The Girl stepped between them.

"Lies. Everyone says the same thing at first." She turned to Kael. "Do you want to know why he really chose you?"

She reached out a hand, and the air rent, revealing a scene:

Lirya, centuries ago, kneeling before a mercury figurine with Kael's face. He whispered something to her as he injected the Shard into her chest.

"You're her favorite experiment," the Girl said. "The only copy that has survived more than a week."

Kael looked at her quicksilver arm. The silver veins gleamed, revealing something new:

Memories that were not hers.

Screams. Pain. Broken promises.

"I can fix this," Lirya said, her voice like a perpetual echo. "Give me time."

The Girl laughed.

"Time is the one thing you don't have, Mother."

Kael made a decision.

With precise movements, like a surgeon, he plunged his quicksilver arm into the Girl's chest.

She blinked, surprised.

"What...?"

"I'll steal this," Kael said, and for the first time since touching the mirror, he felt something: hunger. "And everything else."

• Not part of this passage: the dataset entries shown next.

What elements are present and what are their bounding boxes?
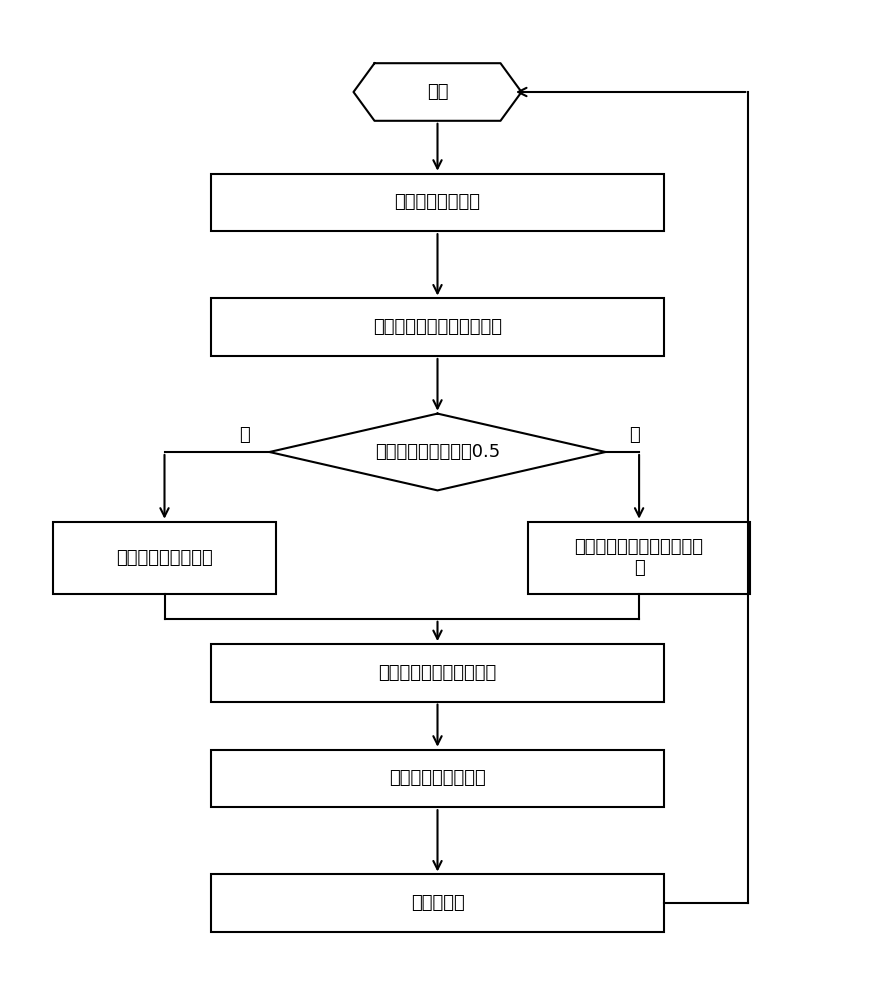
Bar [528,522,751,594]
Bar [211,298,664,356]
Text: 获取相关交通数据: 获取相关交通数据 [395,193,480,211]
Polygon shape [270,414,606,490]
Text: 计算子系统周期和绿信比: 计算子系统周期和绿信比 [378,664,497,682]
Polygon shape [354,63,522,121]
Text: 判断关联度是否大于0.5: 判断关联度是否大于0.5 [374,443,500,461]
Text: 子系统双向绿波控制: 子系统双向绿波控制 [389,769,486,787]
Bar [53,522,276,594]
Text: 开始: 开始 [427,83,448,101]
Text: 自身划为一个子系统: 自身划为一个子系统 [116,549,213,567]
Bar [211,644,664,702]
Text: 计算相邻交叉口间的关联度: 计算相邻交叉口间的关联度 [373,318,502,336]
Text: 否: 否 [239,426,249,444]
Text: 检测与调整: 检测与调整 [410,894,465,912]
Text: 与相邻交叉口划为一个子系
统: 与相邻交叉口划为一个子系 统 [575,538,704,577]
Bar [211,750,664,807]
Bar [211,874,664,932]
Bar [211,174,664,231]
Text: 是: 是 [629,426,640,444]
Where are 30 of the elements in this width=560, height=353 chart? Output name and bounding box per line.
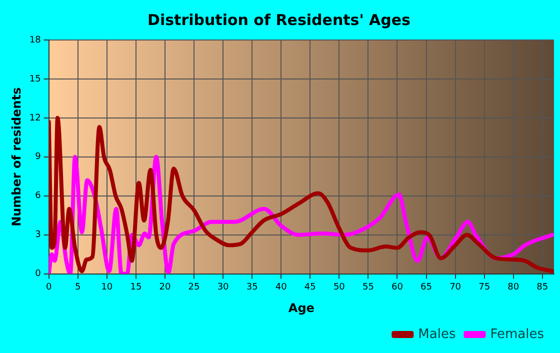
x-tick-label: 75 bbox=[478, 282, 490, 293]
x-axis-title: Age bbox=[288, 300, 314, 315]
x-tick-label: 60 bbox=[392, 282, 404, 293]
x-tick-label: 10 bbox=[101, 282, 113, 293]
x-tick-label: 50 bbox=[333, 282, 346, 293]
x-tick-label: 45 bbox=[304, 282, 316, 293]
x-tick-label: 40 bbox=[275, 282, 288, 293]
y-tick-label: 15 bbox=[29, 74, 41, 84]
legend-label: Females bbox=[490, 326, 544, 342]
x-tick-label: 15 bbox=[130, 282, 142, 293]
x-tick-label: 35 bbox=[246, 282, 258, 293]
x-tick-label: 30 bbox=[217, 282, 230, 293]
y-tick-label: 3 bbox=[35, 230, 41, 240]
x-tick-label: 70 bbox=[450, 282, 462, 293]
y-tick-label: 9 bbox=[35, 152, 42, 162]
y-tick-label: 18 bbox=[29, 35, 42, 46]
legend-label: Males bbox=[418, 326, 456, 342]
y-tick-label: 12 bbox=[29, 113, 41, 124]
x-tick-label: 55 bbox=[362, 282, 374, 293]
y-tick-label: 0 bbox=[35, 269, 42, 280]
x-tick-label: 65 bbox=[420, 282, 432, 293]
y-tick-label: 6 bbox=[35, 191, 42, 202]
x-tick-label: 85 bbox=[536, 282, 548, 293]
chart-title: Distribution of Residents' Ages bbox=[148, 10, 411, 29]
x-tick-label: 5 bbox=[75, 282, 81, 293]
y-axis-title: Number of residents bbox=[9, 87, 24, 226]
x-tick-label: 80 bbox=[508, 282, 520, 293]
x-tick-label: 25 bbox=[188, 282, 200, 293]
x-tick-label: 0 bbox=[46, 282, 52, 293]
x-tick-label: 20 bbox=[159, 282, 171, 293]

The Girl screamed as the Way of the Echothief activated, but it wasn't a human sound. It was the crackling of timelines breaking.

When it was over, Kael straightened, feeling the new power course through his veins.

"What did you do to him?" Lirya whispered.

Kael smiled. It was a blank expression.

"What you taught me."

Out in the desert, something large and ancient opened its eyes.